Мне попадались непредсказуемые соседи и очень размеренные. Я сидел и пытался выявить закон первых, поскольку ясно, что и у них такой закон имеется. И если пунктуальные однажды вечером не являлись, то сам себе расписывал, что с ними могло случиться, и оставлял мой свет гореть, и тревожился, как молодая жена. У меня случались соседи, когда они как раз кого-нибудь ненавидели, и соседи, когда они уже запутались в сильной любви; или я переживал, если у них среди ночи одно внезапно менялось на другое, и тогда, конечно, о сне нечего было и думать.

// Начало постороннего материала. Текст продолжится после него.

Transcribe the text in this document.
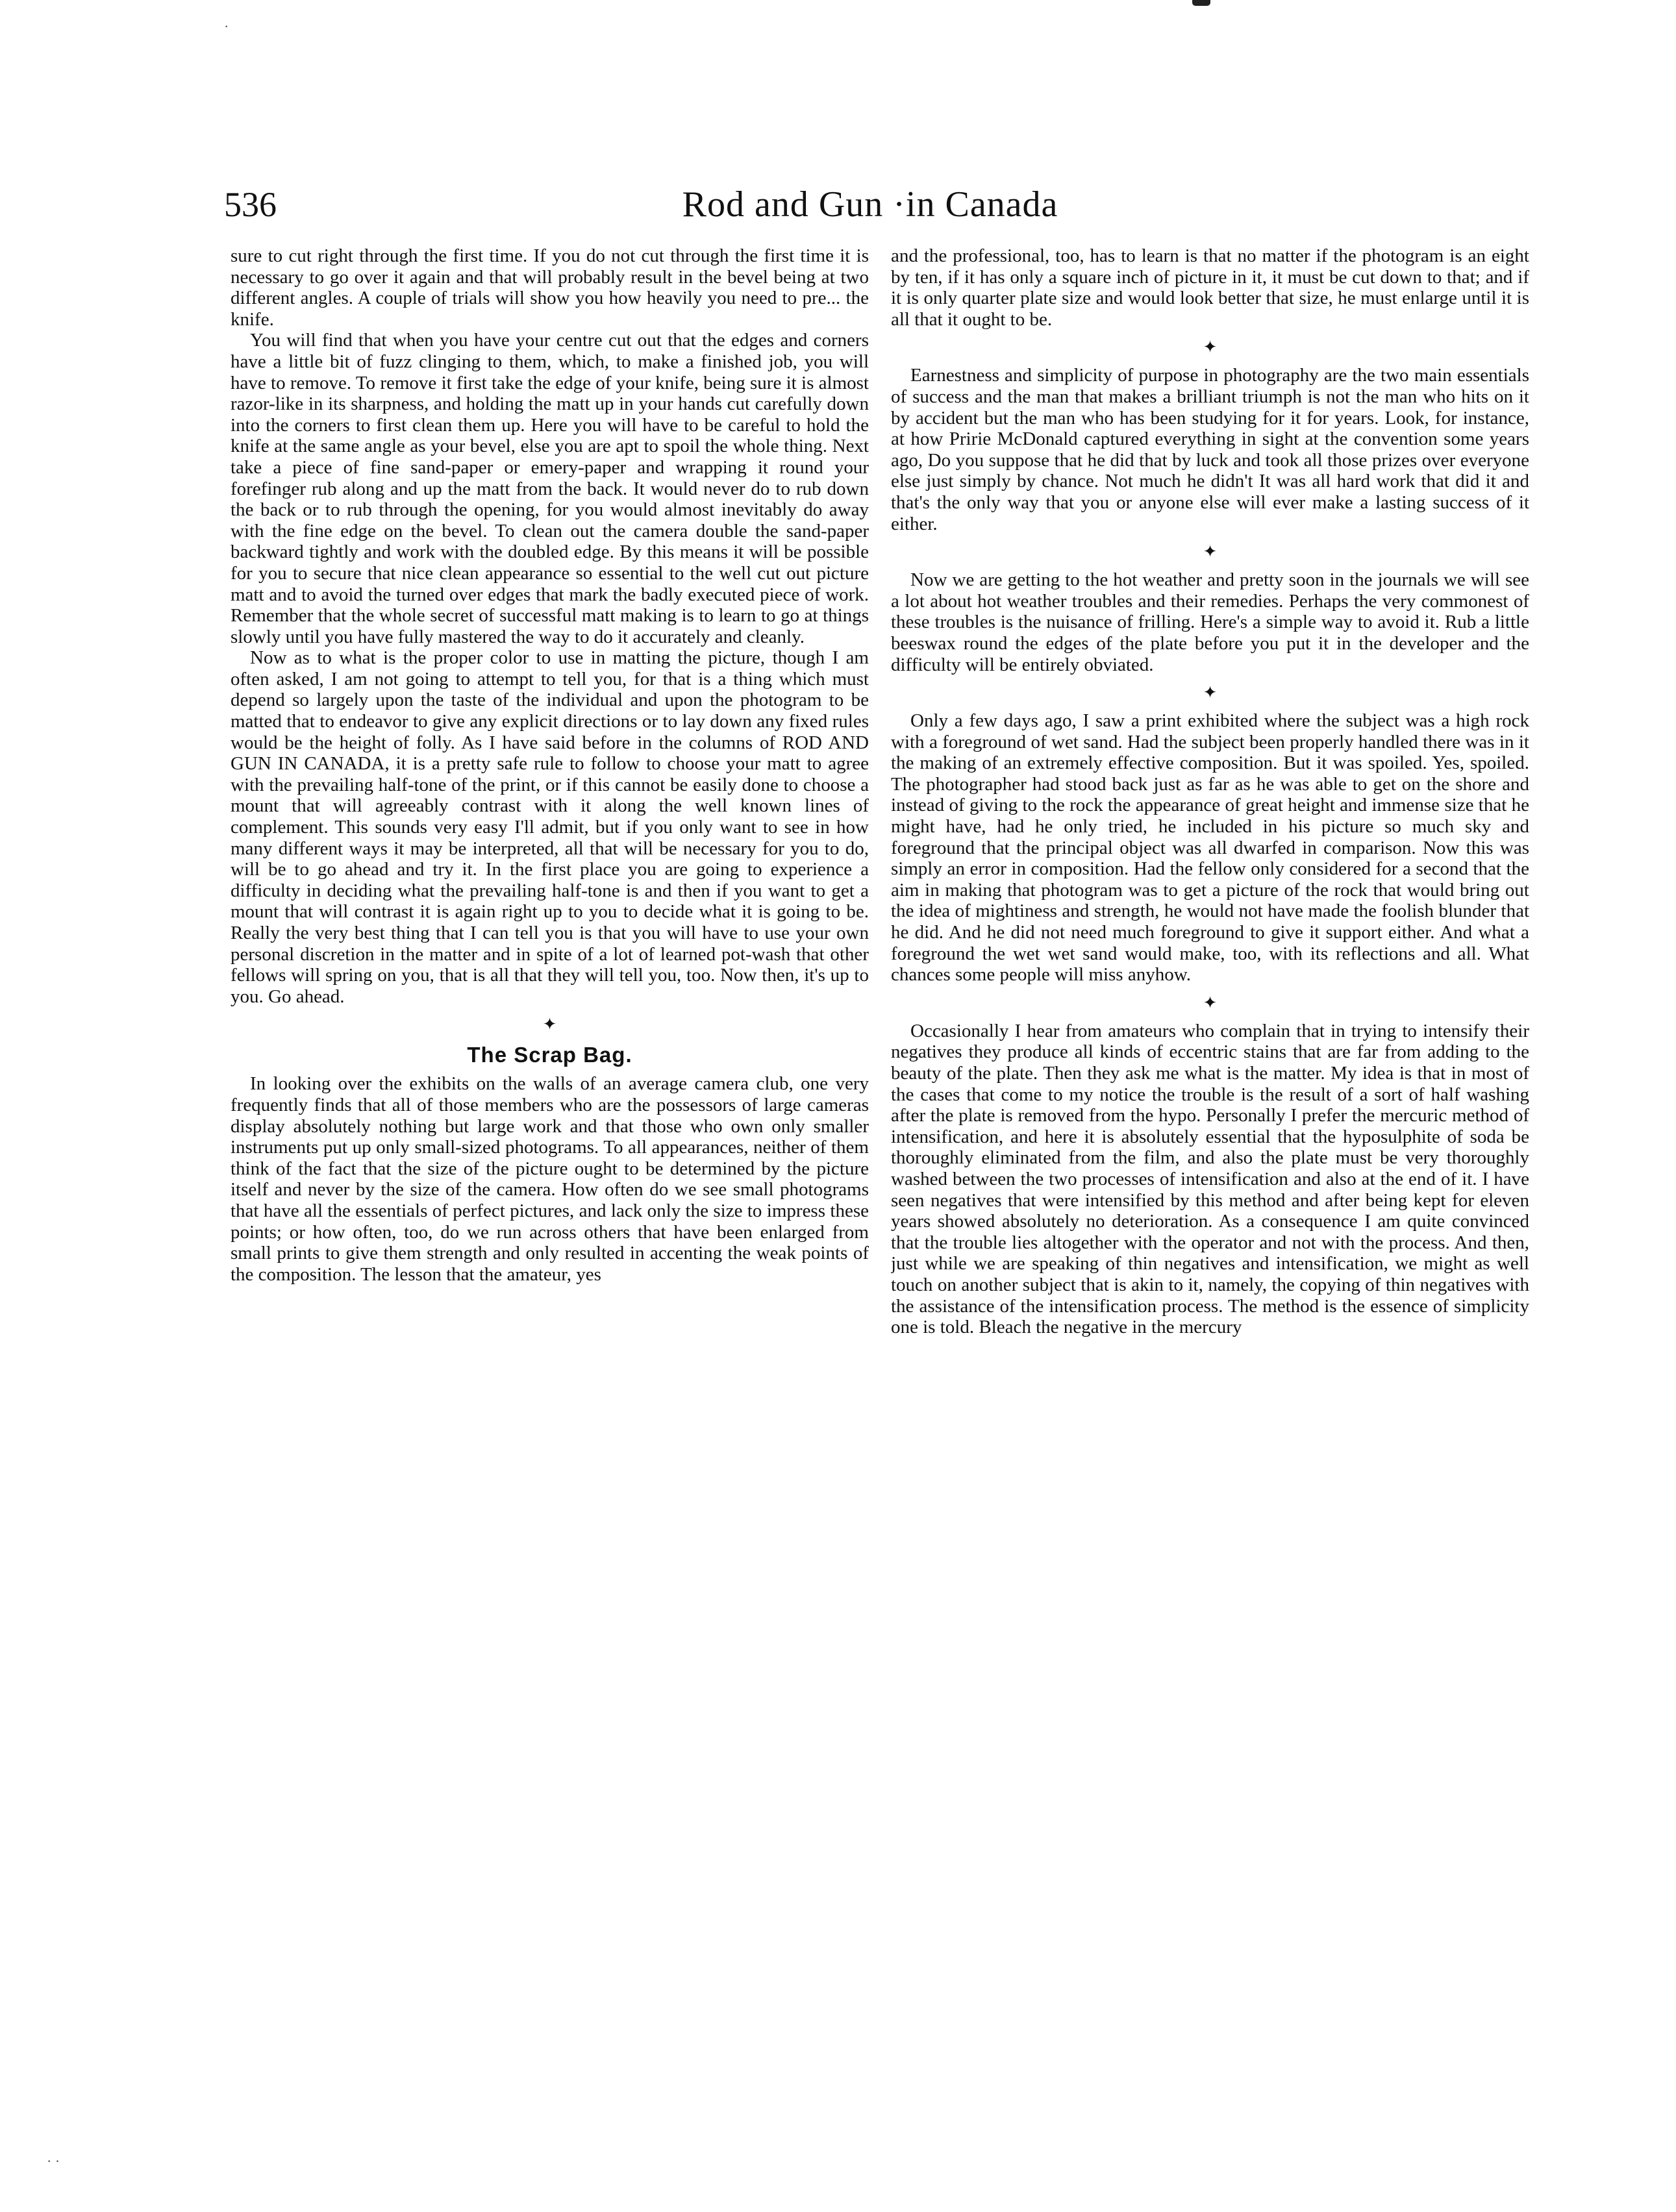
·
· ·
536	Rod and Gun ·in Canada

sure to cut right through the first time. If you do not cut through the first time it is necessary to go over it again and that will probably result in the bevel being at two different angles. A couple of trials will show you how heavily you need to pre... the knife.

You will find that when you have your centre cut out that the edges and corners have a little bit of fuzz clinging to them, which, to make a finished job, you will have to remove. To remove it first take the edge of your knife, being sure it is almost razor-like in its sharpness, and holding the matt up in your hands cut carefully down into the corners to first clean them up. Here you will have to be careful to hold the knife at the same angle as your bevel, else you are apt to spoil the whole thing. Next take a piece of fine sand-paper or emery-paper and wrapping it round your forefinger rub along and up the matt from the back. It would never do to rub down the back or to rub through the opening, for you would almost inevitably do away with the fine edge on the bevel. To clean out the camera double the sand-paper backward tightly and work with the doubled edge. By this means it will be possible for you to secure that nice clean appearance so essential to the well cut out picture matt and to avoid the turned over edges that mark the badly executed piece of work. Remember that the whole secret of successful matt making is to learn to go at things slowly until you have fully mastered the way to do it accurately and cleanly.

Now as to what is the proper color to use in matting the picture, though I am often asked, I am not going to attempt to tell you, for that is a thing which must depend so largely upon the taste of the individual and upon the photogram to be matted that to endeavor to give any explicit directions or to lay down any fixed rules would be the height of folly. As I have said before in the columns of ROD AND GUN IN CANADA, it is a pretty safe rule to follow to choose your matt to agree with the prevailing half-tone of the print, or if this cannot be easily done to choose a mount that will agreeably contrast with it along the well known lines of complement. This sounds very easy I'll admit, but if you only want to see in how many different ways it may be interpreted, all that will be necessary for you to do, will be to go ahead and try it. In the first place you are going to experience a difficulty in deciding what the prevailing half-tone is and then if you want to get a mount that will contrast it is again right up to you to decide what it is going to be. Really the very best thing that I can tell you is that you will have to use your own personal discretion in the matter and in spite of a lot of learned pot-wash that other fellows will spring on you, that is all that they will tell you, too. Now then, it's up to you. Go ahead.

✦
The Scrap Bag.

In looking over the exhibits on the walls of an average camera club, one very frequently finds that all of those members who are the possessors of large cameras display absolutely nothing but large work and that those who own only smaller instruments put up only small-sized photograms. To all appearances, neither of them think of the fact that the size of the picture ought to be determined by the picture itself and never by the size of the camera. How often do we see small photograms that have all the essentials of perfect pictures, and lack only the size to impress these points; or how often, too, do we run across others that have been enlarged from small prints to give them strength and only resulted in accenting the weak points of the composition. The lesson that the amateur, yes

and the professional, too, has to learn is that no matter if the photogram is an eight by ten, if it has only a square inch of picture in it, it must be cut down to that; and if it is only quarter plate size and would look better that size, he must enlarge until it is all that it ought to be.

✦

Earnestness and simplicity of purpose in photography are the two main essentials of success and the man that makes a brilliant triumph is not the man who hits on it by accident but the man who has been studying for it for years. Look, for instance, at how Pririe McDonald captured everything in sight at the convention some years ago, Do you suppose that he did that by luck and took all those prizes over everyone else just simply by chance. Not much he didn't It was all hard work that did it and that's the only way that you or anyone else will ever make a lasting success of it either.

✦

Now we are getting to the hot weather and pretty soon in the journals we will see a lot about hot weather troubles and their remedies. Perhaps the very commonest of these troubles is the nuisance of frilling. Here's a simple way to avoid it. Rub a little beeswax round the edges of the plate before you put it in the developer and the difficulty will be entirely obviated.

✦

Only a few days ago, I saw a print exhibited where the subject was a high rock with a foreground of wet sand. Had the subject been properly handled there was in it the making of an extremely effective composition. But it was spoiled. Yes, spoiled. The photographer had stood back just as far as he was able to get on the shore and instead of giving to the rock the appearance of great height and immense size that he might have, had he only tried, he included in his picture so much sky and foreground that the principal object was all dwarfed in comparison. Now this was simply an error in composition. Had the fellow only considered for a second that the aim in making that photogram was to get a picture of the rock that would bring out the idea of mightiness and strength, he would not have made the foolish blunder that he did. And he did not need much foreground to give it support either. And what a foreground the wet wet sand would make, too, with its reflections and all. What chances some people will miss anyhow.

✦

Occasionally I hear from amateurs who complain that in trying to intensify their negatives they produce all kinds of eccentric stains that are far from adding to the beauty of the plate. Then they ask me what is the matter. My idea is that in most of the cases that come to my notice the trouble is the result of a sort of half washing after the plate is removed from the hypo. Personally I prefer the mercuric method of intensification, and here it is absolutely essential that the hyposulphite of soda be thoroughly eliminated from the film, and also the plate must be very thoroughly washed between the two processes of intensification and also at the end of it. I have seen negatives that were intensified by this method and after being kept for eleven years showed absolutely no deterioration. As a consequence I am quite convinced that the trouble lies altogether with the operator and not with the process. And then, just while we are speaking of thin negatives and intensification, we might as well touch on another subject that is akin to it, namely, the copying of thin negatives with the assistance of the intensification process. The method is the essence of simplicity one is told. Bleach the negative in the mercury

Иногда вообще я мог убедиться, что сон – отнюдь не такое частое явление, как думают. Оба моих петербургских соседа, например, отводили на сон совсем ничего. Один стоял и играл на скрипке, и я уверен, что он при этом не обращал внимания на поглядывающие дома, не перестававшие оставаться светлыми в неправдоподобные августовские ночи. Правда, о другом соседе, справа, я знал, что он лежит лежнем; в мое время он вообще не вставал. Он даже закрыл глаза; но нельзя сказать, что он спал. Он лежал и произносил длинные стихи, стихи Пушкина и Некрасова, нараспев, как дети декламируют стихи на уроке, если учитель требует. И, несмотря на музыку моего левого соседа, именно он со своими стихами окуклился в моей голове, и Бог знает, что выползло бы из куколки, если бы студент, который его иногда посещал, однажды не ошибся дверью. Он-то и рассказал мне историю своего друга, и выяснилось, что она в какой-то мере меня успокоила.

Во всяком случае, благодаря случайной и, слово в слово, недвусмысленной истории многие драконы моих домыслов погибли в зародыше.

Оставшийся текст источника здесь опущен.